Indonesia’s Mount Semeru has erupted again. A satellite has caught a glimpse of the explosion as well as the pyroclastic flow of mud and ash.
It has only been a year since the intense eruption at Mount Semeru, the tallest and most active volcano in Java, Indonesia. That eruption claimed the lives of 51 people and caused damage to more than 5,000 homes.
The volcano erupted once again on Sunday. Semeru sent 1,500-meter ash columns into the air, covering nearby villages in thick ash and blocking out the light of the Sun, according to AP News.
For its Image of the Day for Tuesday, Dec. 6, NASA Earth Observatory shared a rather intense photo taken by the Operational Land Imager 2 (OLI-2) instrument on the Landsat 9 satellite on Sunday.
In it, one can see a natural-color photo of the volcanic plume that was emanating from Semeru on Sunday morning, while a thick pyroclastic flow can also be seen flowing down the southeastern side of the mountain.
“These billowing avalanches of superheated ash, tephra, soil and other debris race at high speeds and can destroy most things in their path,” NASA Earth Observatory noted.
As explained during the 2021 eruption, such pyroclastic flows are some of the “most dangerous hazards” that volcanoes can pose. These flows are so speedy that they can be “impossible to outrun.”
In the case of the current eruption, the Indonesian National Board for Disaster Management (BNPM) noted several of these flows. And with the heavy rains, the pyroclastic flows turned into “muddy lahars” that ended up burying homes right up to the rooftops and destroying a bridge, NASA Earth Observatory noted.

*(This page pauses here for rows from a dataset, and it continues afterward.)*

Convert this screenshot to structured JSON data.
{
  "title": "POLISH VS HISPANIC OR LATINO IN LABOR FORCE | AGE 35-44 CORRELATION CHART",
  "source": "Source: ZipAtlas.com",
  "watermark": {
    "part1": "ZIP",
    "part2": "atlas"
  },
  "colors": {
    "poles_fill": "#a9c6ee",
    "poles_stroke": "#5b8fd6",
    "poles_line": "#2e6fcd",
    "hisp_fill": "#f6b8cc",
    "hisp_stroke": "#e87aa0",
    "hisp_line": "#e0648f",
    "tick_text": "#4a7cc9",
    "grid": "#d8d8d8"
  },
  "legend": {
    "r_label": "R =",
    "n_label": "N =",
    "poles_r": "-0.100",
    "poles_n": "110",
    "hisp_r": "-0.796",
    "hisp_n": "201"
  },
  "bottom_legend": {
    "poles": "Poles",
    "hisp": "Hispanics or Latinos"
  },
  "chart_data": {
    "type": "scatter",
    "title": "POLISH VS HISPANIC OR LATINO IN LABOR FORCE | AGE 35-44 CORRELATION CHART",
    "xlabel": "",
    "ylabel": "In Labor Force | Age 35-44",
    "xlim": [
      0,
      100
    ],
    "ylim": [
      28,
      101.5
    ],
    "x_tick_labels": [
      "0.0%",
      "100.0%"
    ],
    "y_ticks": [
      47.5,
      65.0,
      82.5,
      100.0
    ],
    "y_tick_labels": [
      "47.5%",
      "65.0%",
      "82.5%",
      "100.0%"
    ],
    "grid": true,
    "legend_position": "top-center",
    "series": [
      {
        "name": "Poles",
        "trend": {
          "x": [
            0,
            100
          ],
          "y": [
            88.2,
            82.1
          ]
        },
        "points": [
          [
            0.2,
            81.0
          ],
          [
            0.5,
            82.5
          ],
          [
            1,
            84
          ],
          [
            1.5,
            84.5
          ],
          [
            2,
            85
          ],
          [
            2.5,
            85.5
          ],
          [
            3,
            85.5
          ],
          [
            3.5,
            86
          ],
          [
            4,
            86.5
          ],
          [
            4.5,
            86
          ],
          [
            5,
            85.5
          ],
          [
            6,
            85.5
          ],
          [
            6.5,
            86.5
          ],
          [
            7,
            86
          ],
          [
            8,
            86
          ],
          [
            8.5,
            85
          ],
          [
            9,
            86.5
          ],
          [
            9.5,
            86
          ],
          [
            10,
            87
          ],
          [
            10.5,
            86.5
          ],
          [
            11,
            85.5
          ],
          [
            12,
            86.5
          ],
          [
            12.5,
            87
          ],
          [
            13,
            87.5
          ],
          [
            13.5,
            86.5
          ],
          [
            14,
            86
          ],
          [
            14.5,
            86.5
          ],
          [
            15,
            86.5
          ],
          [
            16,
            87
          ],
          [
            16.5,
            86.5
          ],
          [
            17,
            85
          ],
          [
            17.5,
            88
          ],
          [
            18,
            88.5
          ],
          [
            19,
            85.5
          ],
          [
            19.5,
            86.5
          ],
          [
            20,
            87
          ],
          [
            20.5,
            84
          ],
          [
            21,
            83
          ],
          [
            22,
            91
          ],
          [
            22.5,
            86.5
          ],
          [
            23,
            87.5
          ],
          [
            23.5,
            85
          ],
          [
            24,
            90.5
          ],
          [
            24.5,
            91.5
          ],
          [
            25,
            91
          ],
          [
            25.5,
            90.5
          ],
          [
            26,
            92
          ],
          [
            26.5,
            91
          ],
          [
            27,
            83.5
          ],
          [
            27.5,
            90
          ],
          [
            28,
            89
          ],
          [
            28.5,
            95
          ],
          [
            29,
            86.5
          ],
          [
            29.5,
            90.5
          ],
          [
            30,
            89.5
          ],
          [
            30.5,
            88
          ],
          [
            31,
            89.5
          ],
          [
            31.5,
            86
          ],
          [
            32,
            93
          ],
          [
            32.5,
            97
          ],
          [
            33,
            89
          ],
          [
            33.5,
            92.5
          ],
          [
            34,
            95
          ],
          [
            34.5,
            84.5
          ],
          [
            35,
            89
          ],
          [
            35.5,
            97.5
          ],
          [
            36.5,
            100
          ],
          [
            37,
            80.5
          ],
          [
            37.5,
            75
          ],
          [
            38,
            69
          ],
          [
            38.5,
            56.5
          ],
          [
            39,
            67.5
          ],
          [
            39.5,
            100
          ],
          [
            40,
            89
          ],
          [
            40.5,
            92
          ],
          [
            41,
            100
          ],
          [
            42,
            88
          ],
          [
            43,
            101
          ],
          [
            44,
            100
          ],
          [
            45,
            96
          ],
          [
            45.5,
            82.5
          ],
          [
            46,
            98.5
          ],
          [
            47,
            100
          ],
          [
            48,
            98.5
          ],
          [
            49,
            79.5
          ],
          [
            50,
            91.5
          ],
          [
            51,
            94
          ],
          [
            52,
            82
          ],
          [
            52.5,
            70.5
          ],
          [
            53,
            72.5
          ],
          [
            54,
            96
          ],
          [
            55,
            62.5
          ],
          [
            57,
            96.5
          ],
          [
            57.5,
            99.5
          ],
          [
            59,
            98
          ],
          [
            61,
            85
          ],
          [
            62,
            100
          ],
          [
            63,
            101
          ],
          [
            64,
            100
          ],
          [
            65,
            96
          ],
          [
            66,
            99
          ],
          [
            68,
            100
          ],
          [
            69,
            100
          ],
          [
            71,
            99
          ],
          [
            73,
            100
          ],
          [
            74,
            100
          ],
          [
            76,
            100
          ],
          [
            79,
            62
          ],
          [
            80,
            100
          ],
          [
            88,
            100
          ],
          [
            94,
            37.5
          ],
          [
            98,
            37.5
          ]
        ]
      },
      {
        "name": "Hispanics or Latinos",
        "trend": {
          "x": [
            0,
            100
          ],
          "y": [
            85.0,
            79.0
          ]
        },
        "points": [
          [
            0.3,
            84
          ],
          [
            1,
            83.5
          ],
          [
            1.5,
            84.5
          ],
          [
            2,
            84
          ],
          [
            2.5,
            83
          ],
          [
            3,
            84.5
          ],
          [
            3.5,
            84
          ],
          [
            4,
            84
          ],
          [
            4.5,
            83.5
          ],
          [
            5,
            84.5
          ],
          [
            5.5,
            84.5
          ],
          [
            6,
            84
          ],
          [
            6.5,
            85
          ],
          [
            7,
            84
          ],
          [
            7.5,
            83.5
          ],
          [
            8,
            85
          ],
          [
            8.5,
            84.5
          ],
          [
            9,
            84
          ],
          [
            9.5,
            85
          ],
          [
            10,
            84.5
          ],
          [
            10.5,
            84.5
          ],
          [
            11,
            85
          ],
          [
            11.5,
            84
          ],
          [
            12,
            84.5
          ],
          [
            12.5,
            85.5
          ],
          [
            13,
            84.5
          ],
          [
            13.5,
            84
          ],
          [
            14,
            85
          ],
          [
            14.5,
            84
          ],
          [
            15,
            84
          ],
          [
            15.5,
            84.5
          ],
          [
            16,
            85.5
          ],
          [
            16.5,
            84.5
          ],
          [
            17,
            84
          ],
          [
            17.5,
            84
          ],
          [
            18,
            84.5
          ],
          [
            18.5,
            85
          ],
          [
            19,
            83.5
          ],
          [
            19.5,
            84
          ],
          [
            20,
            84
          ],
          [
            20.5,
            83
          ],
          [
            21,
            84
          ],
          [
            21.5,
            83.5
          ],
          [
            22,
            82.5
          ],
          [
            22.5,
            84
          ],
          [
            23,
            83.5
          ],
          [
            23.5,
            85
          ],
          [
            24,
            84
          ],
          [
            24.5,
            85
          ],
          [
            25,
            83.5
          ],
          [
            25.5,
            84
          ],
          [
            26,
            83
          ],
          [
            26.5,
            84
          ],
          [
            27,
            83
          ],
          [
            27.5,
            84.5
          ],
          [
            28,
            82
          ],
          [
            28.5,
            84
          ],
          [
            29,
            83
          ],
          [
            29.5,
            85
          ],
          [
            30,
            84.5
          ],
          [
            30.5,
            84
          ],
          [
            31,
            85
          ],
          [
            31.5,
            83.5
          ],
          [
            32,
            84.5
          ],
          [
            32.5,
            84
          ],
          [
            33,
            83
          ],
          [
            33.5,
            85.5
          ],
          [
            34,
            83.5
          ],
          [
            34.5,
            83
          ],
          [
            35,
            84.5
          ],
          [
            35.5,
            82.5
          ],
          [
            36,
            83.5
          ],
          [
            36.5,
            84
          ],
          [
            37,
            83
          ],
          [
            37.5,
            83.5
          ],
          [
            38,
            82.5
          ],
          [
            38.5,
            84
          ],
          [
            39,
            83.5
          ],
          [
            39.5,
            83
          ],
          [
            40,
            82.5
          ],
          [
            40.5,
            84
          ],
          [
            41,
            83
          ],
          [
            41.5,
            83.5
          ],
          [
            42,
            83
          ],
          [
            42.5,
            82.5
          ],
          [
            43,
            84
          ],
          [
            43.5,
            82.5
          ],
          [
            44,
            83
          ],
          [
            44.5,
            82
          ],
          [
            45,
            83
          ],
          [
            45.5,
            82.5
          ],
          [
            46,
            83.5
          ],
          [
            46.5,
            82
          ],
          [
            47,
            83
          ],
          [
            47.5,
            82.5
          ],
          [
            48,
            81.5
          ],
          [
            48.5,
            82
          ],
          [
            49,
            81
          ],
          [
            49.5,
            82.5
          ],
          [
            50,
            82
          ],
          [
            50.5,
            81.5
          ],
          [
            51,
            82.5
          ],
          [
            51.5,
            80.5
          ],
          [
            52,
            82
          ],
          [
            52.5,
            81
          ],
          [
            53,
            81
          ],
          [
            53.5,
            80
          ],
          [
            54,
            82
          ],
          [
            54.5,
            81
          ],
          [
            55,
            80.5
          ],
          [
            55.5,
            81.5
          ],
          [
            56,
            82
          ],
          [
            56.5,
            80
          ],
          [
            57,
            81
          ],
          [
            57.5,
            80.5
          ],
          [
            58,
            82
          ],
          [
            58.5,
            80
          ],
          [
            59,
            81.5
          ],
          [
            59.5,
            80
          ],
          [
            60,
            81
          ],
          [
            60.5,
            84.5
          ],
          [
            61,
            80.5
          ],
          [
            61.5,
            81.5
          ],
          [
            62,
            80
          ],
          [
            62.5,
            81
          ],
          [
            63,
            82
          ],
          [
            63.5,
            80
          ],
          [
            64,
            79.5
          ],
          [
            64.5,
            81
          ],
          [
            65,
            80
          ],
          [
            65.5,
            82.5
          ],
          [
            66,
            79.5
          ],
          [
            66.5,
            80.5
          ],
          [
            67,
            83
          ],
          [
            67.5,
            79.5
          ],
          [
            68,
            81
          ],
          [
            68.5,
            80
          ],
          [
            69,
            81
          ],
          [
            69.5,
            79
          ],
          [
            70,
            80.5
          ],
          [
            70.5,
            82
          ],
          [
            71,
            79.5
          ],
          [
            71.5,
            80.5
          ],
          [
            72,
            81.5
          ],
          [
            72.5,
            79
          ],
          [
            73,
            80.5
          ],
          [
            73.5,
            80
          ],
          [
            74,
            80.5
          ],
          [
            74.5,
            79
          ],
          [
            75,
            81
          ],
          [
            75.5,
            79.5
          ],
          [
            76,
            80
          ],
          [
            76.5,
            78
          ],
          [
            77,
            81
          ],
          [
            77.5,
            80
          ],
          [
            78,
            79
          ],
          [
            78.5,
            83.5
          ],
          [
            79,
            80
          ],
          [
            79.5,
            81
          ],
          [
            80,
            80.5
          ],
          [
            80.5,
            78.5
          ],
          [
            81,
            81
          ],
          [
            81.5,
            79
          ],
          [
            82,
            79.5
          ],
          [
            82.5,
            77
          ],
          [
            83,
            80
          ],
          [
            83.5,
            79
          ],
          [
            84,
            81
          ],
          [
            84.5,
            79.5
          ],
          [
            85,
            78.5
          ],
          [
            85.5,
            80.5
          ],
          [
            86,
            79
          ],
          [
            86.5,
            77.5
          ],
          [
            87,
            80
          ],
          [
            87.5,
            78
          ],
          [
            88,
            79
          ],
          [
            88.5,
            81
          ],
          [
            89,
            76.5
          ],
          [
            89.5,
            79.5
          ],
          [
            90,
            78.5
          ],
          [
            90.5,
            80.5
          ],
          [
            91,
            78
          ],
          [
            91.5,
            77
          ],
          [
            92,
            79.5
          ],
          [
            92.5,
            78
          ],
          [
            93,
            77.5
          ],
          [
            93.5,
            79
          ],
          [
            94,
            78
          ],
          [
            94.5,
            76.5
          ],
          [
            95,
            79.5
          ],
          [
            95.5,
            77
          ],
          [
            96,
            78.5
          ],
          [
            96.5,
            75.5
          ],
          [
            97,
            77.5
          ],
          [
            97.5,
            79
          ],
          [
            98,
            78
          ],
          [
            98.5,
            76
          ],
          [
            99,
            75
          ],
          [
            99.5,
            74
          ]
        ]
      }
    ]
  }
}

Early reports from Indonesian authorities did not log deaths or injuries from the event but noted that thousands of people were once again evacuated from their homes, according to CNN.
Indonesian authorities, along with volunteers, have been active in search and rescue efforts. They have also distributed thousands of masks to the evacuees to prevent the potential impact of volcanic ash on their respiratory health.
Authorities have also urged people to be wary of “irresponsible news” related to the volcano. On Monday, for instance, authorities refuted the circulating claims that the Mount Semeru eruption caused a tsunami, explaining that it is a land volcano that’s far enough from the sea.